Besides being musically extroverted, the program was
instructive.
Underneath all the rhythmic fizz and
faux-military fanfares of Lieutenant Kije, one also heard lower
layers of the orchestration moving into murkier, opposing tonal
centers that reminded the listener that not all is comedy in this
music. Such qualities are everywhere in the Nevsky music, along with
occasional decorative moments reminding you that it came from the
same mind as Kije.
Despite the obvious acoustical compromises
that come with amplified, indoor/outdoor venues such as this, the
sheer power of the sound left its mark again and again, particularly
in the excellent Nevsky performance.
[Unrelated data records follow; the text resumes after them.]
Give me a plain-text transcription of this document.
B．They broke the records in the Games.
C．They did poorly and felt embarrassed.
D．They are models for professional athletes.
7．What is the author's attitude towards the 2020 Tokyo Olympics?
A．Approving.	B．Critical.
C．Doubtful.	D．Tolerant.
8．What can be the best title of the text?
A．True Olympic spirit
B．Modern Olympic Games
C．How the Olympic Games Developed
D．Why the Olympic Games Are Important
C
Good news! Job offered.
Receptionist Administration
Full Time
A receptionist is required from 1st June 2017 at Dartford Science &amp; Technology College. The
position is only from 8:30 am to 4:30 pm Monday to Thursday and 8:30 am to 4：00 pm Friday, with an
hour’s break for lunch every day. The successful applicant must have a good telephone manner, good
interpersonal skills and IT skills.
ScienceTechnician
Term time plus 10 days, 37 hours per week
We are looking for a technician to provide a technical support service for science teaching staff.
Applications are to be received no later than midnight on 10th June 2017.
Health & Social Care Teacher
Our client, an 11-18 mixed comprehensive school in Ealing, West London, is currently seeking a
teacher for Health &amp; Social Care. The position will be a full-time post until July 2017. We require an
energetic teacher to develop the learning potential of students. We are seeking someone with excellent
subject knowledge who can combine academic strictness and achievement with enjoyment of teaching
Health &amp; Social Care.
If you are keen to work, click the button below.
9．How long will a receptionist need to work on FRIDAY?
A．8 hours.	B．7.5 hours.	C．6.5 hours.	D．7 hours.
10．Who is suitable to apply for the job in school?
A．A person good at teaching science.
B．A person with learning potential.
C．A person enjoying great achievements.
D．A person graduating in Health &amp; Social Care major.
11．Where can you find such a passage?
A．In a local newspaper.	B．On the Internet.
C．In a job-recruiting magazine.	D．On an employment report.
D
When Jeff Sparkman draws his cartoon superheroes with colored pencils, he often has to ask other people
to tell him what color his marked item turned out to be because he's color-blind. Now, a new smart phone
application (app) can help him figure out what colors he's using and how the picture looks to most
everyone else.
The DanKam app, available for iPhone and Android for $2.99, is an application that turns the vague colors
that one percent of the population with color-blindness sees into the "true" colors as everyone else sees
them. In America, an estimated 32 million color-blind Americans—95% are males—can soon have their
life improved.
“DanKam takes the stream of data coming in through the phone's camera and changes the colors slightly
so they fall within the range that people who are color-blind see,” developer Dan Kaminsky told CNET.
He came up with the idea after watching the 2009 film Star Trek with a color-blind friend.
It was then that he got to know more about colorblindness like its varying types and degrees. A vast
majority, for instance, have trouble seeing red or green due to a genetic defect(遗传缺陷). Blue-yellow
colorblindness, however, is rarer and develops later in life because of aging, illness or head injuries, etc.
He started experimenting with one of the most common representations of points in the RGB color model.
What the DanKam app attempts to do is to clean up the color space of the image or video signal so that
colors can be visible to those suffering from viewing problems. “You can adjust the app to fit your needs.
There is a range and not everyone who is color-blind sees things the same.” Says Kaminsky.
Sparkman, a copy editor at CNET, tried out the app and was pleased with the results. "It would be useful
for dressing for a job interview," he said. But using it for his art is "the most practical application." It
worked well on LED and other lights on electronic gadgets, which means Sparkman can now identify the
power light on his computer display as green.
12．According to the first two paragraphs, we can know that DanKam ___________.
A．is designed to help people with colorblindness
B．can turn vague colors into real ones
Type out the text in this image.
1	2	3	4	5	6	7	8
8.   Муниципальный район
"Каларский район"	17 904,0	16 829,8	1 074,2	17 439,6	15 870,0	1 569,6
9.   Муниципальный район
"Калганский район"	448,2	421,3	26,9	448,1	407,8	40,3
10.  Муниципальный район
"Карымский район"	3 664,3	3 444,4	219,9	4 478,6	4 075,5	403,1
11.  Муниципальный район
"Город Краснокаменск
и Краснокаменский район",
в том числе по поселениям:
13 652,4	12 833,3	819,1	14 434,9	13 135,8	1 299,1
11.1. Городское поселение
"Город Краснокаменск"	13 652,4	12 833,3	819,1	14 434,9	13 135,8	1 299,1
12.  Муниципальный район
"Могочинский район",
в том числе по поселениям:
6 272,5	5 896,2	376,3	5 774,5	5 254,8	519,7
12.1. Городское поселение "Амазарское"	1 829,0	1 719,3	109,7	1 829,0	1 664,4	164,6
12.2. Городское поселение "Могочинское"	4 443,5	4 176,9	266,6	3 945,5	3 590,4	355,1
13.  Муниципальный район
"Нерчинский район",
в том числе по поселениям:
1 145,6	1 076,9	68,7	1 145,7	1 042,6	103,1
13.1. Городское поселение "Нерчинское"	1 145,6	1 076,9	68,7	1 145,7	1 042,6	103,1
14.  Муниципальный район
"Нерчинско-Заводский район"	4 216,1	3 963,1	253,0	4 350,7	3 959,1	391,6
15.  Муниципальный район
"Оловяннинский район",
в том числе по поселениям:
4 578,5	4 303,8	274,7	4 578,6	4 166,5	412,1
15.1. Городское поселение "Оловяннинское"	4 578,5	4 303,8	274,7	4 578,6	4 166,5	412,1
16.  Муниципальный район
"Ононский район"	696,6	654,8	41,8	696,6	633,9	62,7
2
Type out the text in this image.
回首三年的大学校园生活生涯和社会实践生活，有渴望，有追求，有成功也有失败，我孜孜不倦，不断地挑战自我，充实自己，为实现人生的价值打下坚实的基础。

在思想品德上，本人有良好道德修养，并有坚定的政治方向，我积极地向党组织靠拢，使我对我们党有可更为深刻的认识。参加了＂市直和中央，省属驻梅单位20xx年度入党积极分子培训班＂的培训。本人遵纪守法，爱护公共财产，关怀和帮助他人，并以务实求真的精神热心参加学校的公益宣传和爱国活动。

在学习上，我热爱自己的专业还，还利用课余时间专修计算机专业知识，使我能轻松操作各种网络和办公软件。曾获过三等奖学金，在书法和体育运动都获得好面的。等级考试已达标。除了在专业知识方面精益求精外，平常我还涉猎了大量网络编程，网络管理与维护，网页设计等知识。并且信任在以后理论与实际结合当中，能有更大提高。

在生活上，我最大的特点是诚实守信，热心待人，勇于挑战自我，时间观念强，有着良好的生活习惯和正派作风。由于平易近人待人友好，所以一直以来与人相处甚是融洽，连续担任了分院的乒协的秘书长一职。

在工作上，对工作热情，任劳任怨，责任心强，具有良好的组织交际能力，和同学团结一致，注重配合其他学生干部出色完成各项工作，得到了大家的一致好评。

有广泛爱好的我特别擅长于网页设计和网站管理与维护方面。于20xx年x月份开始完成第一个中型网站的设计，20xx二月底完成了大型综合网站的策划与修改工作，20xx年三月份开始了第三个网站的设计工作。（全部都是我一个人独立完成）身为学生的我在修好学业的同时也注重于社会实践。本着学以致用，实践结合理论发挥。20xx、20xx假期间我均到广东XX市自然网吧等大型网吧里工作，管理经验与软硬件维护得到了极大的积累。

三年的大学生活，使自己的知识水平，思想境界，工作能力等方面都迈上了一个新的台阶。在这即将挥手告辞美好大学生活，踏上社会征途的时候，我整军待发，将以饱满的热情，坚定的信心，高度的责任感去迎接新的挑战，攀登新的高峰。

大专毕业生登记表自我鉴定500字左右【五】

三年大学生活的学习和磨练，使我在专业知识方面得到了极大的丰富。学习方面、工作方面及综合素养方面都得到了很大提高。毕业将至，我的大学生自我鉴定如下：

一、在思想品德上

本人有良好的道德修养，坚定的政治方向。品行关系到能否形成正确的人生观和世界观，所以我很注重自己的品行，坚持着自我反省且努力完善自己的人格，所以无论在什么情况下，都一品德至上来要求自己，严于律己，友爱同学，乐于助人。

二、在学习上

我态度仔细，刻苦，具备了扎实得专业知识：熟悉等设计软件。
Those odd, ominous harmonic
intervals and instrumental pairings have rarely seemed so chilly and
unsettling. I'm no expert in Russian enunciation, but I thought the
well-prepared Mendelssohn Club of Philadelphia convincingly
projected the linguistic timbre of the language during the choral
sections. And though mezzo-soprano Irina Mishura seemed to be in
slightly uncertain voice, her full-bodied, authentically Russian
sound was thrilling.
To his credit, Robertson disappeared
into the music, calling attention to its many felicities without the
self-regarding excesses. But like a great, versatile character
actor, he lacks the star quality - at least at his youthful age, 42
- to make distinctive statements within such musical parameters.
Nonetheless, he and other candidates for the orchestra's music
directorship have pushed these summer concerts to a level of
artistry one hopes for but doesn't often hear.